Here is my working f(x+y)=f(0) therefore x=-y
So f(x+(-x))=f(x)+f(-y) +0 +0
f(0)=f(x)+f(-x)=0
Is this wrong?

Answer 3

It looks correct up to this point:
f(0) = f(x) + f(-x)

not sure why you're saying that =0 though.
And I'm not sure if this is the approach they wanted,
hmm still thinking about it :)

Answer 4

\[f \prime(0)=\lim_{h \rightarrow 0} f(0+h)-f(0)/h=\lim_{h \rightarrow 0} f(h)-0/h=1\]

Answer 5

Can we say that x=0

Answer 6

\[\large\rm f(\color{orangered}{x}+y)=f(\color{orangered}{x})+f(y)+\color{orangered}{x}^2y+\color{orangered}{x}y^2\]\[\large\rm f(\color{orangered}{0}+y)=f(\color{orangered}{0})+f(y)+\color{orangered}{0}^2y+\color{orangered}{0}y^2\]\[\large\rm f(y)=f(0)+f(y)\]So that's where you're getting f(0)=0, ok ok clever.

Answer 7

*Subtracting f(y) from each side*
just in case that step wasn't clear.

Answer 8

I dunno if that's right, bahhh we need someone smart

Answer 9

@ganeshie8 @SithsAndGiggles

Answer 10

@zepdrix lol, i think the work you added above is right :) but i am not sure of my approach x=-y

Answer 11

(a) and (b) look right to me.
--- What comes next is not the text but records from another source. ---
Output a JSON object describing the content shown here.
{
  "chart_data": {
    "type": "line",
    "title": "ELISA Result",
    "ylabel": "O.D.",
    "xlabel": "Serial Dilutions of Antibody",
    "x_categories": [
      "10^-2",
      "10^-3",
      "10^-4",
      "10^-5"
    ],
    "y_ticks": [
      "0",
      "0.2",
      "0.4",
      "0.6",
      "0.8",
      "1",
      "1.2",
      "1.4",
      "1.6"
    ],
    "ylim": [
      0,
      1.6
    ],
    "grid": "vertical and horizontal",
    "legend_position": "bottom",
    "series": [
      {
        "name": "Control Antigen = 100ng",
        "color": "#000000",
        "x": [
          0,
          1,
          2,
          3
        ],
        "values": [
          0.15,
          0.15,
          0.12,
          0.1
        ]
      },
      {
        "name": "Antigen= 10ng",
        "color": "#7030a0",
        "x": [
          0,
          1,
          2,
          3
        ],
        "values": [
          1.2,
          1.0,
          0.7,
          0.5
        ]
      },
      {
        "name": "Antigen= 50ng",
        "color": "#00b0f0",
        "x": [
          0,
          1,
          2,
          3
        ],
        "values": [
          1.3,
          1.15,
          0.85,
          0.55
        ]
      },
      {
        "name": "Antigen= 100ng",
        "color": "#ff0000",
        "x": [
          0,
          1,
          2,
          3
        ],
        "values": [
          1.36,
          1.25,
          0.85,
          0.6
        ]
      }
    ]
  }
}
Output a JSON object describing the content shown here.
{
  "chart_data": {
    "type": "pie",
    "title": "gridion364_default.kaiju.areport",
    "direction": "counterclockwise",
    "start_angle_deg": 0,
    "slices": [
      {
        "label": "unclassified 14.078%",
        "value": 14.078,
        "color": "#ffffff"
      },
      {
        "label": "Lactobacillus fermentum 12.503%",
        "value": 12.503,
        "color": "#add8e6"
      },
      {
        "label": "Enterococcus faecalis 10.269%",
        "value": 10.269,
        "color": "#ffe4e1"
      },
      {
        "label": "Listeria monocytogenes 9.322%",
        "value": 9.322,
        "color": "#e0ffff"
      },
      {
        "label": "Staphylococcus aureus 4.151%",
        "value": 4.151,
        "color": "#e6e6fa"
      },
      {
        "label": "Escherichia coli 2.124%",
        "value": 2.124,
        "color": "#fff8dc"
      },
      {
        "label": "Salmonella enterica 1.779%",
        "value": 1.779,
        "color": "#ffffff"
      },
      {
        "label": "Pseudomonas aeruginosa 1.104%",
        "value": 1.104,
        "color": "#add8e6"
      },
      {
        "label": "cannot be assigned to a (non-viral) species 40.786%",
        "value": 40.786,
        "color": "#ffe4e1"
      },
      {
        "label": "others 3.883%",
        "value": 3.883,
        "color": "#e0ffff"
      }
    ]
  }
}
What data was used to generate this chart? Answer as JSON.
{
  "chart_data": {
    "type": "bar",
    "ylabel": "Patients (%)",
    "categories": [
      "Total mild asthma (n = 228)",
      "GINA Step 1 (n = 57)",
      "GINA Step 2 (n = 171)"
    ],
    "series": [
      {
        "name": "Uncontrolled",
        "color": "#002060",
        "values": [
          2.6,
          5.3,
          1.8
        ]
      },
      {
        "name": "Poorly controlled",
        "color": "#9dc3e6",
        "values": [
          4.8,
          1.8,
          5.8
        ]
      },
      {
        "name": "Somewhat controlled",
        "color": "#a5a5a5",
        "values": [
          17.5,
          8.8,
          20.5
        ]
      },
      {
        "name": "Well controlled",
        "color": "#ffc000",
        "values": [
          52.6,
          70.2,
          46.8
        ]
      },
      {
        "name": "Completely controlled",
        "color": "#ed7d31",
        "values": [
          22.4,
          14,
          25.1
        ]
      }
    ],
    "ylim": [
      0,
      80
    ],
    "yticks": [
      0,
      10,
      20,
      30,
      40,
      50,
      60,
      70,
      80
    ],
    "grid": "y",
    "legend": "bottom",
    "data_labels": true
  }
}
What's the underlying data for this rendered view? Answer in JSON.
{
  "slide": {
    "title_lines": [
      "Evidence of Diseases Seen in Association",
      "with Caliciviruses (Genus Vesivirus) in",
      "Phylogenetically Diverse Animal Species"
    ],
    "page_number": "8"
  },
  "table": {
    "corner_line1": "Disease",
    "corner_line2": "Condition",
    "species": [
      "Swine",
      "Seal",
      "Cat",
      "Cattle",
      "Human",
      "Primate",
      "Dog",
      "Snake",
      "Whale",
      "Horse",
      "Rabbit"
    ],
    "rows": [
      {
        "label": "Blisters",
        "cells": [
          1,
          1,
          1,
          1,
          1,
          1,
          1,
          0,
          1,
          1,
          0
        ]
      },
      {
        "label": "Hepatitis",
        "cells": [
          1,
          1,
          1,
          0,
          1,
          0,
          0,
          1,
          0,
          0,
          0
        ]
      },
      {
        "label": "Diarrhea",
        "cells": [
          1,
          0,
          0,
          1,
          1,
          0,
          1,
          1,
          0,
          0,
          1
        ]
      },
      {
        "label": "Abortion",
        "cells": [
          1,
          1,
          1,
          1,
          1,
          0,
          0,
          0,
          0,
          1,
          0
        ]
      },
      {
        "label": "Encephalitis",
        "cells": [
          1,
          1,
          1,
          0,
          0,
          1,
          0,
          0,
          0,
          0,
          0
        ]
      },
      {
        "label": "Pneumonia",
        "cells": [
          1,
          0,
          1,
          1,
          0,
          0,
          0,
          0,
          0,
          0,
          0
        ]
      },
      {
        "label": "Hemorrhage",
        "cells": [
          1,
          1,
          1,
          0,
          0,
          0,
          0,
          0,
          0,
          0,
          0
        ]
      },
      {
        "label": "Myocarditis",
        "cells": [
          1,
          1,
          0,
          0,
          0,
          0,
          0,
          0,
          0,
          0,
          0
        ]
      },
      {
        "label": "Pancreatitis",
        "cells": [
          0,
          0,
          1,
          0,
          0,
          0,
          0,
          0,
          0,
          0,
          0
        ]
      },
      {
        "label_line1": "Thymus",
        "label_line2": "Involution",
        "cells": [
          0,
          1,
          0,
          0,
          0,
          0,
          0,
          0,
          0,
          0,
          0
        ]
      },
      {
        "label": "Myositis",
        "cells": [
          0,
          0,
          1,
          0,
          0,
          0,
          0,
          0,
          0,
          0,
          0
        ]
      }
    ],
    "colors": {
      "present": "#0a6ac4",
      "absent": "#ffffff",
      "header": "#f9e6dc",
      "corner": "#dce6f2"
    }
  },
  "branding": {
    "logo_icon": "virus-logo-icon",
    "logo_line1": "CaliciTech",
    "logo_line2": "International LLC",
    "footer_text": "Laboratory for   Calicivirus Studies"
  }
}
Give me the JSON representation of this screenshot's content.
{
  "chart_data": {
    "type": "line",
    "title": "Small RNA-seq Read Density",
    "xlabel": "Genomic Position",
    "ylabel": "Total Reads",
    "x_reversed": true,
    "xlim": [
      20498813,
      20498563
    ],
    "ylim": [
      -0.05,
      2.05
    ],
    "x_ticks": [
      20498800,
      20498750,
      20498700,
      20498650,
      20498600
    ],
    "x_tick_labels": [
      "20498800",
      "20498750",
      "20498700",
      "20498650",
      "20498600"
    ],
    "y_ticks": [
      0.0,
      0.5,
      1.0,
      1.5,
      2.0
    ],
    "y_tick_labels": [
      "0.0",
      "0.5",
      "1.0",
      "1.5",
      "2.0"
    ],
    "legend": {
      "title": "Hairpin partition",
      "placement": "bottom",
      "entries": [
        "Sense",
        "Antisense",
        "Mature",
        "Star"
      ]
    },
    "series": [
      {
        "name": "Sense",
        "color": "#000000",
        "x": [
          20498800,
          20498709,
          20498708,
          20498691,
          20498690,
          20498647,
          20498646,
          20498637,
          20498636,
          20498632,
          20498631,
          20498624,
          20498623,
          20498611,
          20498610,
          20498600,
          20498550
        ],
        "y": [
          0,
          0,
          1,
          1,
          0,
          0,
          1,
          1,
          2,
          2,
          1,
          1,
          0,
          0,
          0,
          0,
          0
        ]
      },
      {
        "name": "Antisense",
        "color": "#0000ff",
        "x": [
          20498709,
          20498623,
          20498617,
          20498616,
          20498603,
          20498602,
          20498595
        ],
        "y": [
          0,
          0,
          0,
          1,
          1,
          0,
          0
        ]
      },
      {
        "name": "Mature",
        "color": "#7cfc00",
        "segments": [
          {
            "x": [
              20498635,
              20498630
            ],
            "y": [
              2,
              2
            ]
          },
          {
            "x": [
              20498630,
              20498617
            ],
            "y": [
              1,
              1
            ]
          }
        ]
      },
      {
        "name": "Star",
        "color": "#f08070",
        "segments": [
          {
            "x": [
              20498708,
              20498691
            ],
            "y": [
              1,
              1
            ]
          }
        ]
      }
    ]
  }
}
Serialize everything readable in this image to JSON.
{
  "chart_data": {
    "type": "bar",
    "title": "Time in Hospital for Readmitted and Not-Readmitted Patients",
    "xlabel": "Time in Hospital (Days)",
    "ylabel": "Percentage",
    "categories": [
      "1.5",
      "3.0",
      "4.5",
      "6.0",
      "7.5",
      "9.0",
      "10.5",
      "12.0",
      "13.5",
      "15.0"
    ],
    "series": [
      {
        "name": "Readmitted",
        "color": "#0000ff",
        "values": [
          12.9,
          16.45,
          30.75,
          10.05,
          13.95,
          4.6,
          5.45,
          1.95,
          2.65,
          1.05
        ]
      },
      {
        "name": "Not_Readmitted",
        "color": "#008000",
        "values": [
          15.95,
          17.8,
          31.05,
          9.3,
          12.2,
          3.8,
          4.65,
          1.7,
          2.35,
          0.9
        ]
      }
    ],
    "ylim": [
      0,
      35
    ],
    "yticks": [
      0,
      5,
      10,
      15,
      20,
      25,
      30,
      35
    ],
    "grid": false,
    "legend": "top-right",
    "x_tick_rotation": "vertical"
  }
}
Setting \(x=-y\) yields
\[f(0)=f(x)+f(-x)\]and setting \(x=0\) yields
\[f(0)=2f(0)\implies f(0)=0\]
For the derivative at \(0\), that follows immediately from the definition of the derivative and the given behavior of \(\dfrac{f(x)}{x}\) near \(x=0\) :
\[f'(c)=\lim_{x\to c}\frac{f(x)-f(c)}{x-c}\implies f'(0)=\lim_{x\to0}\frac{f(x)}{x}=1\]

Answer 12

Can i ask another question is the limit as x approaches 0 of f(x)/x=1 is that the derivative at f'(0)

Answer 13

Yes

Answer 14

Thank you @SithsAndGiggles and @zepdrix for your help :)

Answer 15

f'(x)=lim as h-->0 f(x+h)-f(x)/h
=lim as h-->0 f(x)+f(h)+x^2h+xh^2-f(x)/h
=1+lim h-->0 hx(x+h)/h=1+x^2

Answer 16

Yes, that's reasonable.